The general assembly was also very happy to host Sebastian Birk representing the partner project MARS and Damià Barceló as the coordinator of GlobAqua. Close collaboration between the projects has been identified as a key step to increase the scientific impact towards better understanding and protecting aquatic ecosystems against multiple stressors including emerging pollutants. In outstanding presentations, SOLUTIONS participants learnt about the concepts and approaches of both partner projects.

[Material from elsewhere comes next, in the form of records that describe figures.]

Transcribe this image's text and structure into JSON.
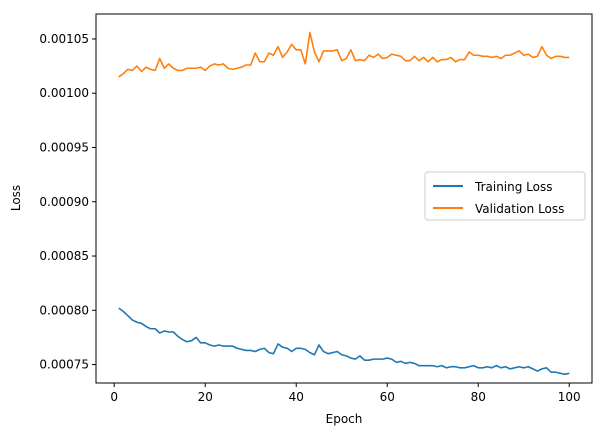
{
  "chart_data": {
    "type": "line",
    "xlabel": "Epoch",
    "ylabel": "Loss",
    "xlim": [
      -4,
      105
    ],
    "ylim": [
      0.000733,
      0.001073
    ],
    "xticks": [
      0,
      20,
      40,
      60,
      80,
      100
    ],
    "yticks": [
      0.00075,
      0.0008,
      0.00085,
      0.0009,
      0.00095,
      0.001,
      0.00105
    ],
    "ytick_labels": [
      "0.00075",
      "0.00080",
      "0.00085",
      "0.00090",
      "0.00095",
      "0.00100",
      "0.00105"
    ],
    "grid": false,
    "legend_position": "center-right",
    "x": [
      1,
      2,
      3,
      4,
      5,
      6,
      7,
      8,
      9,
      10,
      11,
      12,
      13,
      14,
      15,
      16,
      17,
      18,
      19,
      20,
      21,
      22,
      23,
      24,
      25,
      26,
      27,
      28,
      29,
      30,
      31,
      32,
      33,
      34,
      35,
      36,
      37,
      38,
      39,
      40,
      41,
      42,
      43,
      44,
      45,
      46,
      47,
      48,
      49,
      50,
      51,
      52,
      53,
      54,
      55,
      56,
      57,
      58,
      59,
      60,
      61,
      62,
      63,
      64,
      65,
      66,
      67,
      68,
      69,
      70,
      71,
      72,
      73,
      74,
      75,
      76,
      77,
      78,
      79,
      80,
      81,
      82,
      83,
      84,
      85,
      86,
      87,
      88,
      89,
      90,
      91,
      92,
      93,
      94,
      95,
      96,
      97,
      98,
      99,
      100
    ],
    "series": [
      {
        "name": "Training Loss",
        "color": "#1f77b4",
        "values": [
          0.000802,
          0.000799,
          0.000795,
          0.000791,
          0.000789,
          0.000788,
          0.000785,
          0.000783,
          0.000783,
          0.000779,
          0.000781,
          0.00078,
          0.00078,
          0.000776,
          0.000773,
          0.000771,
          0.000772,
          0.000775,
          0.00077,
          0.00077,
          0.000768,
          0.000767,
          0.000768,
          0.000767,
          0.000767,
          0.000767,
          0.000765,
          0.000764,
          0.000763,
          0.000763,
          0.000762,
          0.000764,
          0.000765,
          0.000761,
          0.00076,
          0.000769,
          0.000766,
          0.000765,
          0.000762,
          0.000765,
          0.000765,
          0.000764,
          0.000761,
          0.000759,
          0.000768,
          0.000762,
          0.00076,
          0.000761,
          0.000762,
          0.000759,
          0.000758,
          0.000756,
          0.000755,
          0.000758,
          0.000754,
          0.000754,
          0.000755,
          0.000755,
          0.000755,
          0.000756,
          0.000755,
          0.000752,
          0.000753,
          0.000751,
          0.000752,
          0.000751,
          0.000749,
          0.000749,
          0.000749,
          0.000749,
          0.000748,
          0.000749,
          0.000747,
          0.000748,
          0.000748,
          0.000747,
          0.000747,
          0.000748,
          0.000749,
          0.000747,
          0.000747,
          0.000748,
          0.000747,
          0.000749,
          0.000747,
          0.000748,
          0.000746,
          0.000747,
          0.000748,
          0.000747,
          0.000748,
          0.000746,
          0.000744,
          0.000746,
          0.000747,
          0.000743,
          0.000743,
          0.000742,
          0.000741,
          0.000742
        ]
      },
      {
        "name": "Validation Loss",
        "color": "#ff7f0e",
        "values": [
          0.001015,
          0.001018,
          0.001022,
          0.001021,
          0.001025,
          0.00102,
          0.001024,
          0.001022,
          0.001021,
          0.001032,
          0.001023,
          0.001027,
          0.001023,
          0.001021,
          0.001021,
          0.001023,
          0.001023,
          0.001023,
          0.001024,
          0.001021,
          0.001025,
          0.001027,
          0.001026,
          0.001027,
          0.001023,
          0.001022,
          0.001023,
          0.001024,
          0.001026,
          0.001026,
          0.001037,
          0.001029,
          0.001029,
          0.001037,
          0.001035,
          0.001043,
          0.001033,
          0.001038,
          0.001045,
          0.00104,
          0.00104,
          0.001027,
          0.001056,
          0.001038,
          0.001029,
          0.001039,
          0.001039,
          0.001039,
          0.00104,
          0.00103,
          0.001032,
          0.00104,
          0.00103,
          0.001031,
          0.00103,
          0.001035,
          0.001033,
          0.001036,
          0.001032,
          0.001033,
          0.001036,
          0.001035,
          0.001034,
          0.00103,
          0.00103,
          0.001034,
          0.00103,
          0.001033,
          0.001029,
          0.001033,
          0.001029,
          0.001031,
          0.001031,
          0.001033,
          0.001029,
          0.001031,
          0.001031,
          0.001038,
          0.001035,
          0.001035,
          0.001034,
          0.001034,
          0.001033,
          0.001034,
          0.001032,
          0.001035,
          0.001035,
          0.001037,
          0.001039,
          0.001035,
          0.001036,
          0.001033,
          0.001034,
          0.001043,
          0.001035,
          0.001032,
          0.001034,
          0.001034,
          0.001033,
          0.001033
        ]
      }
    ]
  }
}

SOLUTIONS: a great opportunity
“In the beginning I was overwhelmed by the complexity”, Knut Erik Tollefsen of NIVA, Norway, suggests. Knut Erik is the leader of the whole working package on effect-based methods, and had a significant share in writing the entire SOLUTIONS proposal. But still for him the project is a challenge, showing the large effort the scientists put into their work. “Then I was very positively surprised by the assembly of competence within the project consortium”, he continues, which makes him “confident that we will achieve what we aim for.” Andreas Focks of ALTERRA in The Netherlands adds, “this project is a great opportunity to achieve things that were not achievable before.” Certainly for most participants the general assembly in Delft brought the very same feeling.